Tomassi, victime de son nom?
C’est parce qu’il s’appelle Tomassi, et non, par exemple, Bergeron, qu’on le pointe du doigt, proteste le bailleur de fond du parti libéral du Québec (PLQ).
Il donne d’autres exemples de personnes dont le nom italien a défrayé les manchettes ces derniers temps, comme le président de la Caisse de dépôt et placement du Québec, Michael Sabia, qui a visité le domaine de Sagard, qui a appartient au riche homme d’affaires Paul Desmarais.
« Madame la vice-première ministre a été séjourner au domaine de Sagard, [le premier ministre Jean] Charest y a été. Mais là, qui est-ce qui y a été?, se demande ironiquement Donato Tomassi. C’est Sabia. Sabia, c’est un Italien. Ça fait que tout le monde frappe Sabia. »
De la jalousie?
Selon Donato Tomassi, certaines personnes envient les accomplissements de Tony Tomassi. « Il a trop fait, il a trop livré de marchandise en très peu de temps, dit-il. C’est un grand travaillant, M. Tony Tomassi. »
« Si vous regardez [l’ancien député de LaFontaine Jean-Claude] Gobé, ce qu’il a fait en 18 ans dans le comté, et ce que Tomassi a fait en sept ou huit ans, moi je pense que la réponse est là, ajoute-t-il. Il y a de la jalousie partout.
« Aujourd’hui, la presse est trop exigeante, poursuit-il. Parce qu’ils sont tous coupables [les politiciens aux yeux du public]. Un petit accrochage, une petite affaire, une pomme, une poire, un voyage en Floride, un autre à Toronto. Qu’est-ce que tu veux, c’est comme ça la vie. »

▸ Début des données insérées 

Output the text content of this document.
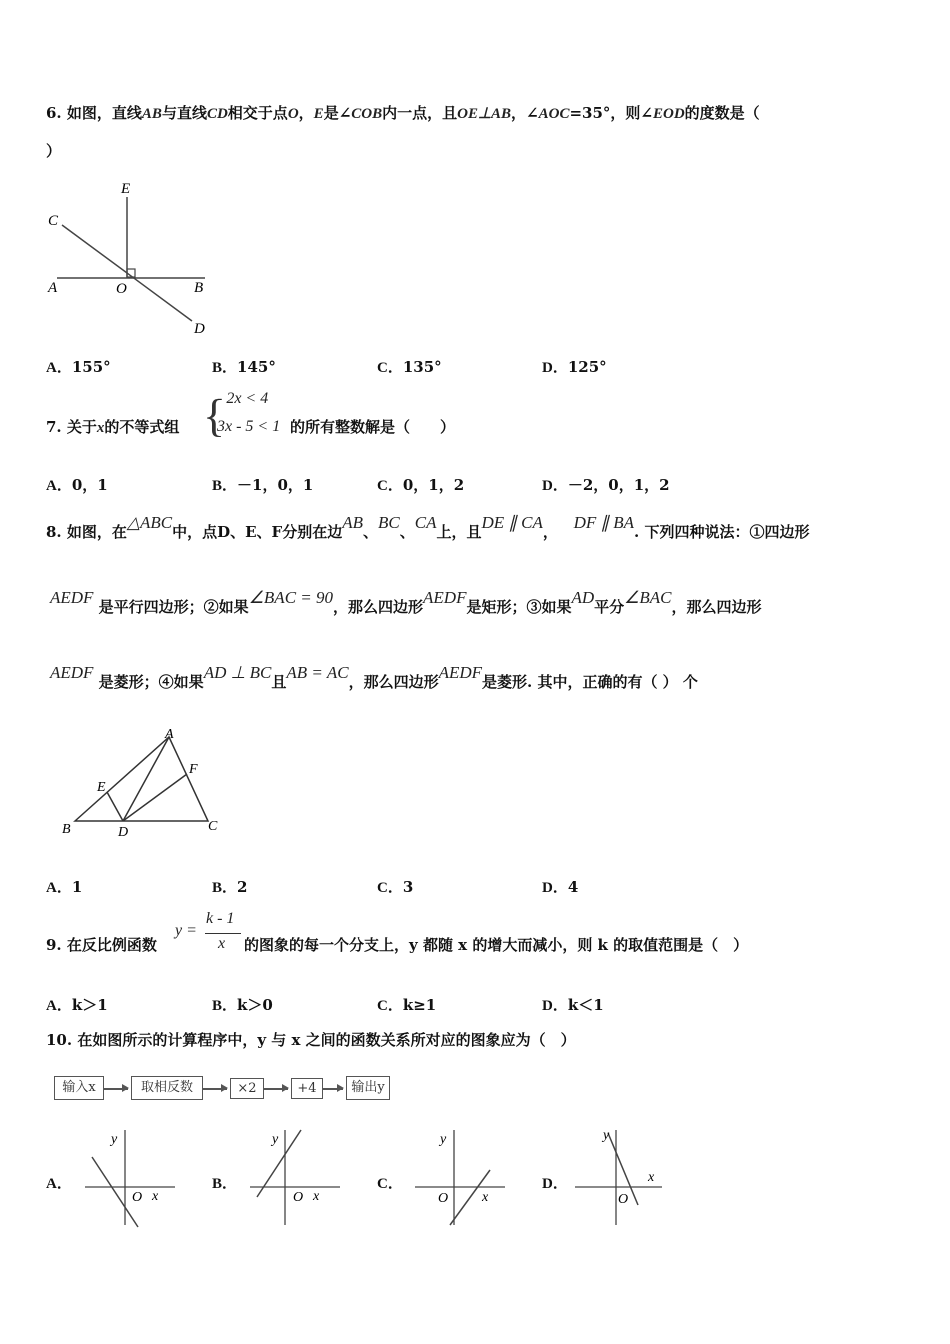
6. 如图，直线AB与直线CD相交于点O，E是∠COB内一点，且OE⊥AB，∠AOC=35°，则∠EOD的度数是（
）
E
C
A	O	B
D
A．155°	B．145°	C．135°	D．125°
7. 关于x的不等式组 {
- 2x < 4
3x - 5 < 1 的所有整数解是（　　）
A．0，1	B．－1，0，1	C．0，1，2	D．－2，0，1，2
8. 如图，在△ABC中，点D、E、F分别在边AB、BC、CA上，且DE ∥ CA， DF ∥ BA. 下列四种说法：①四边形
AEDF 是平行四边形；②如果∠BAC = 90，那么四边形AEDF是矩形；③如果AD平分∠BAC，那么四边形
AEDF 是菱形；④如果AD ⊥ BC且AB = AC，那么四边形AEDF是菱形. 其中，正确的有（ ） 个
A
F
E
B	D	C
A．1	B．2	C．3	D．4
9. 在反比例函数
y =
k - 1
x 的图象的每一个分支上，y 都随 x 的增大而减小，则 k 的取值范围是（　）
A．k＞1	B．k＞0	C．k≥1	D．k＜1
10. 在如图所示的计算程序中，y 与 x 之间的函数关系所对应的图象应为（　）
输入x	取相反数	×2	+4	输出y
A．
y
O x
B．
y
O x
C．
y
O x
D．
y
O
x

Même si Tony Tomassi est absent à l’Assemblée nationale, le père du député croit que les électeurs de LaFontaine sont satisfaits du travail du politicien.
« Il travaille dans son comté, rien ne manque à ses électeurs, mentionne-t-il. Il n’y en a pas un qui se plaint. Parce que tous leurs problèmes, il s’en occupe. Il s’en occupe mieux que quand il était ministre. »
Invité à commenter la sortie de Donato Tomassi, M. Gobé, qui travaille maintenant pour la Coalition avenir Québec (CAQ), affirme que les électeurs seront les seuls aptes à juger du député Tomassi. Celui qui a été député de 1985 à 2003 n’a toujours pas pris sa décision quant à savoir s’il se portera candidat lors des prochaines élections.
Tony Tomassi, un ancien ministre de la Famille expulsé du caucus par le premier ministre Jean Charest le 5 mai 2010, se présentera par avocat interposé au palais de justice de Québec le 6 mars prochain afin de déterminer s’il sera jugé devant le juge seul ou avec jury, avec ou sans enquête préliminaire.
Les trois chefs d’accusation qui pèsent contre lui veulent qu’il ait :
-reçu une récompense, un avantage ou un bénéfice provenant d’une personne faisant affaire avec le gouvernement;
-reçu un prêt, une récompense, un avantage ou un bénéfice de l’homme d’affaire Luigi Coretti, qui lui aurait prêté une carte de crédit appartenant à son agence de sécurité BCIA, en échange de l’influence de l’ancien ministre;
-abusé de la confiance de la population en raison de la fonction de député qu’il occupe.